Jika mencermati data dan tren kasus tersebut, lingkungan keluarga dan pengasuhan alternatif menunjukkan situasi darurat kekerasan pada anak. Ironi, keluarga yang seharusnya bertanggung jawab memberikan perlindungan maksimal kepada anak, justru menjadi ancaman terhadap tumbuh kembang anak.

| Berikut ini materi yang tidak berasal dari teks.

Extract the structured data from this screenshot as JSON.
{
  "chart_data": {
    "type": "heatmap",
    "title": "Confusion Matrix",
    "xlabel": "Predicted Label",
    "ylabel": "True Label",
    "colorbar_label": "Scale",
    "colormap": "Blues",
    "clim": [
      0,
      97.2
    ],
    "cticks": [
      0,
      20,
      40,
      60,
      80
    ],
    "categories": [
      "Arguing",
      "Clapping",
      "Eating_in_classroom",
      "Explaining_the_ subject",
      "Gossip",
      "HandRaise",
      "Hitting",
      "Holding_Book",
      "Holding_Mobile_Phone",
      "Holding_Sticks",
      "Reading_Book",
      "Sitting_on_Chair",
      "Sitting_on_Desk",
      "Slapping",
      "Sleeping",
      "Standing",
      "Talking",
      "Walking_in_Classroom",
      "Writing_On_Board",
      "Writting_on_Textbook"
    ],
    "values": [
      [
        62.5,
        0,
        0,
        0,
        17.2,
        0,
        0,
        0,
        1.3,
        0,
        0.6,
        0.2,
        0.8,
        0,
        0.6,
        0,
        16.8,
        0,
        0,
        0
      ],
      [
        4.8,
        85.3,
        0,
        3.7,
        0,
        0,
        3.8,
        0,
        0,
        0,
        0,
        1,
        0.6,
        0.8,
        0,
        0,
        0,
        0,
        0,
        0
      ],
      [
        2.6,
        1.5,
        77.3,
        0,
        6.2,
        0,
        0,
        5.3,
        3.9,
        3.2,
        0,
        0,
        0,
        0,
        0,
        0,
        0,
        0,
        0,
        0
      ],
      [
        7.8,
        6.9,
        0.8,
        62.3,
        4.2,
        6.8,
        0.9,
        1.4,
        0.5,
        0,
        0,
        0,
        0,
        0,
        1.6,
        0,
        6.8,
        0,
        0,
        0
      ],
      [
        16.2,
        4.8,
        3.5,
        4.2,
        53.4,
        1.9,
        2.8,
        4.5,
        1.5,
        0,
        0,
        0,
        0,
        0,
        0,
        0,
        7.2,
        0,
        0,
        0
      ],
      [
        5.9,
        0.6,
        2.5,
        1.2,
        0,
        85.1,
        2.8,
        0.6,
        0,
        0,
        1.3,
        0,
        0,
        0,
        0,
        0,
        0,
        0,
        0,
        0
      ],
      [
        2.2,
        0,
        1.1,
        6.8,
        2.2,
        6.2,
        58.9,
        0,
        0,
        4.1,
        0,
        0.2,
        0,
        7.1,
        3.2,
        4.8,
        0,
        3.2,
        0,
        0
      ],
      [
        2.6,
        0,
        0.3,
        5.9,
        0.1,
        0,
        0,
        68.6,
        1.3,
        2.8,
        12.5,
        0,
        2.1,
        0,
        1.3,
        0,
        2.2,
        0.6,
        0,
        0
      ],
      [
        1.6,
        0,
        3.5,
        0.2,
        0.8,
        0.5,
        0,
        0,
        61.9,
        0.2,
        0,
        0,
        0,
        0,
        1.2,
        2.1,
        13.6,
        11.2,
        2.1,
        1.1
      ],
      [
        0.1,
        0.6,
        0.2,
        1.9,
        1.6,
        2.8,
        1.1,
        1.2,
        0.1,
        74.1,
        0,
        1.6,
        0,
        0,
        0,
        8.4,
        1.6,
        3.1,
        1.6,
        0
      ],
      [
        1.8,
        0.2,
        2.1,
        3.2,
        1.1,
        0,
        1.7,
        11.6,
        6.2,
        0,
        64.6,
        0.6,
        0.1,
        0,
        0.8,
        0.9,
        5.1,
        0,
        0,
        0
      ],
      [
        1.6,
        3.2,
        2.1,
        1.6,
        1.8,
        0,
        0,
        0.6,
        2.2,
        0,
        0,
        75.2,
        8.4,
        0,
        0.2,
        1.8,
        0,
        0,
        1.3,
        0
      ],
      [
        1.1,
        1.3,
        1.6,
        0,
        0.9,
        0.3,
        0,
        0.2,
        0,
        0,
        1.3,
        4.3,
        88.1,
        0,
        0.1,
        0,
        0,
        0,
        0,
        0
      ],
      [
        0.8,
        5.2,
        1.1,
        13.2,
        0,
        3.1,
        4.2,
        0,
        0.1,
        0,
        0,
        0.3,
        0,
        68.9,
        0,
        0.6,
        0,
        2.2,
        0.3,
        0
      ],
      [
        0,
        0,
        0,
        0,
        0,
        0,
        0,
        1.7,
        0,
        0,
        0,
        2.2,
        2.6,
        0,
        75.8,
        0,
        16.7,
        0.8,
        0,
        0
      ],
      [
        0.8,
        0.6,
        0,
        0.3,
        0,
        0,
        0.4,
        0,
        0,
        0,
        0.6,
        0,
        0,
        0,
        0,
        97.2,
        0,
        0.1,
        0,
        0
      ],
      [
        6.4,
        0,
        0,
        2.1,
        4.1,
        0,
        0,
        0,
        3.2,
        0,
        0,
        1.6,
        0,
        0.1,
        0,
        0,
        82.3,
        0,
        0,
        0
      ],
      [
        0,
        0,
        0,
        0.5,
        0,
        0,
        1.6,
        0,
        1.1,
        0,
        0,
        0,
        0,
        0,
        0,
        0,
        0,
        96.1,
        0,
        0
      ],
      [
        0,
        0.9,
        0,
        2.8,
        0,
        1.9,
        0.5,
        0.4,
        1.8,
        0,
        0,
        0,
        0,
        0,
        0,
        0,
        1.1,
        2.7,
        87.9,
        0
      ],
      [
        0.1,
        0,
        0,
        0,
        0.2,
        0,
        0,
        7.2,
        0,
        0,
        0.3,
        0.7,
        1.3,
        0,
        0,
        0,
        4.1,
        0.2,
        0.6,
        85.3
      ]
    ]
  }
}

Situasi demikian, semakin dikuatkan dengan fakta bahwa pelaku kekerasan peringkat tertinggi adalah Ayah, lalu Ibu dan pihak sekolah.

Kekerasan yang terjadi pada lingkungan keluarga dan pengasuhan alternatif berdampak pada situasi kerentanan bagi anak pada lingkungan lainnya. Hasil pengawasan KPAI menunjukkan bahwa anak yang diasuh dengan kekerasan, maka berpotensi mengalami gangguan mental, introvert, mudah tersinggung, tidak percaya diri, dan lainnya. Selain itu, penelitian menunjukkan anak korban kekerasan, sangat berpeluang menjadi pelaku kekerasan pada kesempatan lainnya. Artinya situasi keluarga dan pengasuhan alternatif yang ramah anak berpengaruh signifikan terhadap penurunan angka kekerasan terhadap anak pada lingkungan lainnya.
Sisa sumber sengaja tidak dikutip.